I asked one of the warehouse supervisors about the issue. Her recommendation was to count everything in the bags, and then check that against the paperwork to make sure they had all scanned, then hunt down what had not been accounted for and scan it in. I find this response ridiculous. If I was just delivering 40 packages, it would be one thing. I'm not going to count and load 70 or 80. I'm also not wasting time on the road looking for these, scanning them, and them driving a mile or to back to the delivery area. It's ridiculous that this happens every day.

On top of everyrhing, they don't seem to be taking into account drive time when we have to go 30 or 40 minutes from the warehouse. These loads used to be smaller, but now I seem to get the same amount no matter the distance.

Also, I was wondering if anyone in Portland has noticed that we're not doing same day deliveries anymore.


----------



## Shangsta (Aug 15, 2016)

Interesting, I would much rather scan the individual boxes. That way each one I scan, I take accountability for and I can count the missorts and ones that wont scan and give them back to the warehouse employeees without a return trip. Scanning and sorting is a small price to pay for 20 to 30 fewer boxes.


----------



## monkeemama17 (Jun 4, 2016)

I had a 10:30 block today and she did not say anything about that. I prefer to scan them individually so I know where each package is and determine how many apartments I have as I find them difficult in some areas. Did you happen to catch her name though as I am never able to see her name tag? I already know Tim and Andy. I guess if I get one for tomorrow, I will ask whoever the supervisor is what is going on.


----------



## Katt (Sep 12, 2016)

I will continue to scan, count, and sort each individual package. Our loads have increased to double (sometimes triple) what they were a couple of months ago, and I simply don't have any extra minutes to waste trying to figure out package count problems in the field. 
I agree that it seems that travel time is not being factored in to the routes at all, and I run overtime much too frequently. I was considering taking all the packages that were left over after the 4-hour block, but then I heard about someone getting an email stating that they were not holding to the contract they agreed to when signing with Amazon. I don't want to get an email like that.


----------



## Shangsta (Aug 15, 2016)

Katt said:


> I agree that it seems that travel time is not being factored in to the routes at all, and I run overtime much too frequently. I was considering taking all the packages that were left over after the 4-hour block, but then I heard about someone getting an email stating that they were not holding to the contract they agreed to when signing with Amazon. I don't want to get an email like that.
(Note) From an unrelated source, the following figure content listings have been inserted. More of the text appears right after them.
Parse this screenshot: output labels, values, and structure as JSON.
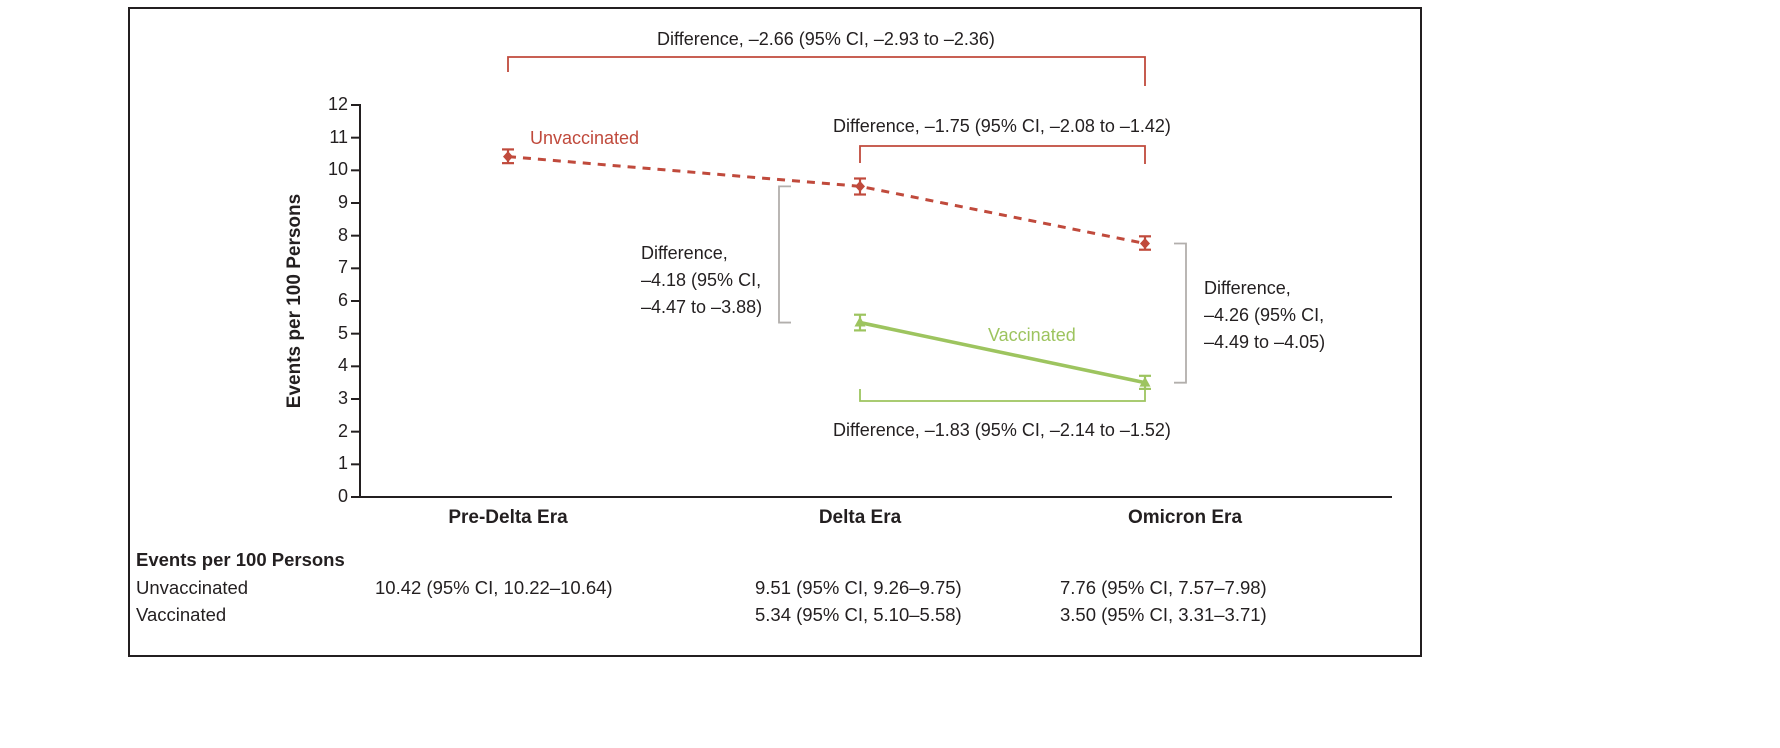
{
  "chart_data": {
    "type": "line",
    "title": "",
    "ylabel": "Events per 100 Persons",
    "xlabel": "",
    "ylim": [
      0,
      12
    ],
    "yticks": [
      0,
      1,
      2,
      3,
      4,
      5,
      6,
      7,
      8,
      9,
      10,
      11,
      12
    ],
    "grid": false,
    "legend_position": "inline",
    "categories": [
      "Pre-Delta Era",
      "Delta Era",
      "Omicron Era"
    ],
    "series": [
      {
        "name": "Unvaccinated",
        "color": "#c04a3c",
        "line_style": "dashed",
        "marker": "diamond",
        "values": [
          10.42,
          9.51,
          7.76
        ],
        "ci_low": [
          10.22,
          9.26,
          7.57
        ],
        "ci_high": [
          10.64,
          9.75,
          7.98
        ]
      },
      {
        "name": "Vaccinated",
        "color": "#9dc45f",
        "line_style": "solid",
        "marker": "triangle",
        "values": [
          null,
          5.34,
          3.5
        ],
        "ci_low": [
          null,
          5.1,
          3.31
        ],
        "ci_high": [
          null,
          5.58,
          3.71
        ]
      }
    ],
    "annotations": [
      {
        "id": "predelta-to-omicron-unvaccinated",
        "text": "Difference, –2.66 (95% CI, –2.93 to –2.36)"
      },
      {
        "id": "delta-to-omicron-unvaccinated",
        "text": "Difference, –1.75 (95% CI, –2.08 to –1.42)"
      },
      {
        "id": "delta-unvaccinated-vs-vaccinated",
        "text": "Difference,\n–4.18 (95% CI,\n–4.47 to –3.88)"
      },
      {
        "id": "omicron-unvaccinated-vs-vaccinated",
        "text": "Difference,\n–4.26 (95% CI,\n–4.49 to –4.05)"
      },
      {
        "id": "delta-to-omicron-vaccinated",
        "text": "Difference, –1.83 (95% CI, –2.14 to –1.52)"
      }
    ]
  },
  "table": {
    "header": "Events per 100 Persons",
    "rows": [
      {
        "label": "Unvaccinated",
        "values": [
          "10.42 (95% CI, 10.22–10.64)",
          "9.51 (95% CI, 9.26–9.75)",
          "7.76 (95% CI, 7.57–7.98)"
        ]
      },
      {
        "label": "Vaccinated",
        "values": [
          "",
          "5.34 (95% CI, 5.10–5.58)",
          "3.50 (95% CI, 3.31–3.71)"
        ]
      }
    ]
  },
  "colors": {
    "unvaccinated": "#c04a3c",
    "vaccinated": "#9dc45f",
    "bracket_gray": "#b2afac",
    "axis": "#231f20"
  }
}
To my knowledge that isn't true, I'm north of you and many people return packages after 4 hours and the warehouse people tell them it's no big deal. I would at least get a warning before I gave up on stopping after 4 hours, that's just me personally. Amazon needs us.


----------



## gaj (Nov 11, 2014)

Except there are 1000 people in line behind you waiting to get onboarded, don't forget 

I could see it either way, but if push comes to shove who do you think is suddenly not going to get any more blocks? The driver who delivers 99.9% of his packages or the driver who delivers 95% of his packages?
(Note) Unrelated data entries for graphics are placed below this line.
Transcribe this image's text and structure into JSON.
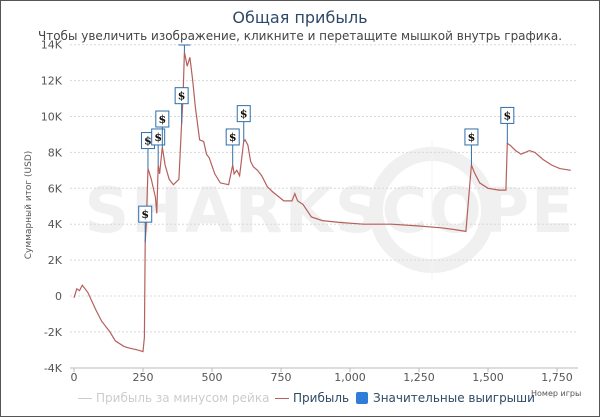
{
  "header": {
    "title": "Общая прибыль",
    "subtitle": "Чтобы увеличить изображение, кликните и перетащите мышкой внутрь графика."
  },
  "axes": {
    "y_title": "Суммарный итог (USD)",
    "x_title": "Номер игры",
    "y_ticks": [
      "14K",
      "12K",
      "10K",
      "8K",
      "6K",
      "4K",
      "2K",
      "0",
      "-2K",
      "-4K"
    ],
    "x_ticks": [
      "0",
      "250",
      "500",
      "750",
      "1,000",
      "1,250",
      "1,500",
      "1,750"
    ]
  },
  "legend": {
    "item1": "Прибыль за минусом рейка",
    "item2": "Прибыль",
    "item3": "Значительные выигрыши"
  },
  "watermark": "SHARKSCOPE",
  "colors": {
    "profit_line": "#b5605c",
    "flag_border": "#2f6eaa",
    "legend_flag": "#2f7dd8",
    "rake_line": "#cccccc"
  },
  "chart_data": {
    "type": "line",
    "title": "Общая прибыль",
    "subtitle": "Чтобы увеличить изображение, кликните и перетащите мышкой внутрь графика.",
    "xlabel": "Номер игры",
    "ylabel": "Суммарный итог (USD)",
    "xlim": [
      0,
      1820
    ],
    "ylim": [
      -4000,
      14000
    ],
    "grid": true,
    "legend_position": "bottom",
    "series": [
      {
        "name": "Прибыль",
        "x": [
          0,
          10,
          20,
          30,
          50,
          80,
          100,
          120,
          130,
          150,
          180,
          200,
          230,
          250,
          255,
          258,
          262,
          268,
          280,
          295,
          300,
          305,
          310,
          320,
          330,
          345,
          360,
          380,
          390,
          395,
          400,
          410,
          420,
          430,
          440,
          455,
          470,
          480,
          490,
          510,
          530,
          560,
          575,
          580,
          590,
          600,
          615,
          620,
          630,
          640,
          650,
          665,
          680,
          700,
          720,
          760,
          790,
          800,
          810,
          830,
          860,
          900,
          960,
          1050,
          1150,
          1250,
          1330,
          1380,
          1420,
          1440,
          1450,
          1470,
          1500,
          1540,
          1565,
          1570,
          1580,
          1600,
          1620,
          1650,
          1670,
          1700,
          1730,
          1760,
          1800
        ],
        "y": [
          -100,
          400,
          300,
          600,
          200,
          -800,
          -1400,
          -1800,
          -2000,
          -2500,
          -2800,
          -2900,
          -3000,
          -3100,
          -2300,
          3000,
          4000,
          7100,
          6500,
          5500,
          4600,
          7300,
          6800,
          8300,
          7300,
          6500,
          6200,
          6500,
          9600,
          11000,
          13600,
          12800,
          13300,
          12000,
          10500,
          8700,
          8600,
          7900,
          7700,
          6800,
          6300,
          6200,
          7300,
          6800,
          7000,
          6700,
          8600,
          8700,
          8400,
          7500,
          7200,
          7000,
          6700,
          6100,
          5800,
          5300,
          5300,
          5700,
          5300,
          5100,
          4400,
          4200,
          4100,
          4000,
          4000,
          3900,
          3800,
          3700,
          3600,
          7300,
          6900,
          6300,
          6000,
          5900,
          5900,
          8500,
          8400,
          8100,
          7900,
          8100,
          8000,
          7600,
          7300,
          7100,
          7000
        ]
      },
      {
        "name": "Прибыль за минусом рейка",
        "values": [],
        "hidden": true
      }
    ],
    "flags": [
      {
        "x": 258,
        "y": 3000,
        "label": "$"
      },
      {
        "x": 268,
        "y": 7100,
        "label": "$"
      },
      {
        "x": 305,
        "y": 7300,
        "label": "$"
      },
      {
        "x": 320,
        "y": 8300,
        "label": "$"
      },
      {
        "x": 390,
        "y": 9600,
        "label": "$"
      },
      {
        "x": 575,
        "y": 7300,
        "label": "$"
      },
      {
        "x": 615,
        "y": 8600,
        "label": "$"
      },
      {
        "x": 1440,
        "y": 7300,
        "label": "$"
      },
      {
        "x": 1570,
        "y": 8500,
        "label": "$"
      }
    ],
    "peak_marker": {
      "x": 400,
      "y": 13600
    }
  }
}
Personally, it doesn't affect me because I usually get done in under 3 hours, but I could see Amazon playing favorites in the future.
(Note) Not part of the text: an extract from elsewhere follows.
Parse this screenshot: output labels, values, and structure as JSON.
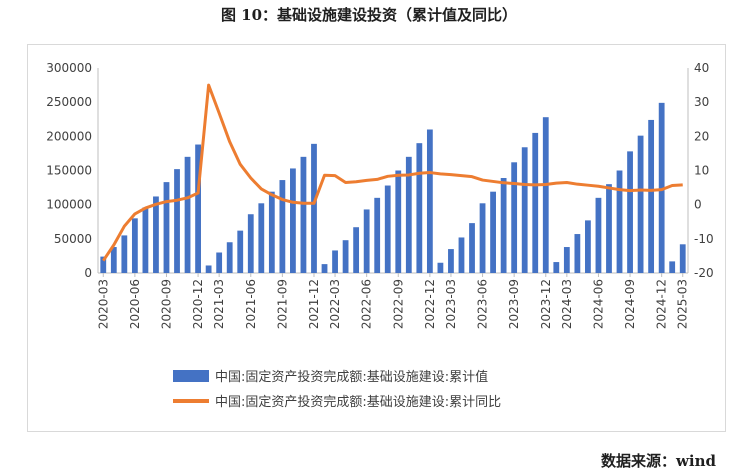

It sounds like the loading procedures for that warehouse sucks.... I routinely sort, scan and load 50-60 packages in under 15 minutes. If it took me 2-3 times as long to load, I would be pissed as well.

g


----------



## Katt (Sep 12, 2016)

As far as the Same Day blocks go, I think someone said that Tim verified that DPD1 will not be doing Same Day deliveries because they can't get the trucks from Seattle there on time for us to get packages delivered before 9pm.


----------